Hive cluster errors - Amazon EMR
Services or capabilities described in Amazon Web Services documentation might vary by Region. To see the differences applicable to the China Regions, see Getting Started with Amazon Web Services in China (PDF).

Hive cluster errors

You can usually find the cause of a Hive error in the syslog file, which you link to from the Steps pane. If you can't determine the problem there, check in the Hadoop task attempt error message. Link to it on the Task Attempts pane.

The following errors are common to Hive clusters.

Are you using the latest version of Hive?

The latest version of Hive has all the current patches and bug fixes and may resolve your issue.

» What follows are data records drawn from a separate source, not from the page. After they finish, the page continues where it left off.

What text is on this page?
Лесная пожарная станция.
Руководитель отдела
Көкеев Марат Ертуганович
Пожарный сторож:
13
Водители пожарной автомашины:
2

Did you encounter a syntax error in the Hive script?

If a step fails, look at the stdout file of the logs for the step that ran the Hive script. If the error is not there, look at the syslog file of the task attempt logs for the task attempt that failed. For more information, see View log files.

Did a job fail when running interactively?

If you are running Hive interactively on the master node and the cluster failed, look at the syslog entries in the task attempt log for the failed task attempt. For more information, see View log files.

Are you having trouble loading data to or from Amazon S3 into Hive?

If you are having trouble accessing data in Amazon S3, first check the possible causes listed in Are you experiencing trouble loading data to or from Amazon S3?. If none of those issues is the cause, consider the following options specific to Hive.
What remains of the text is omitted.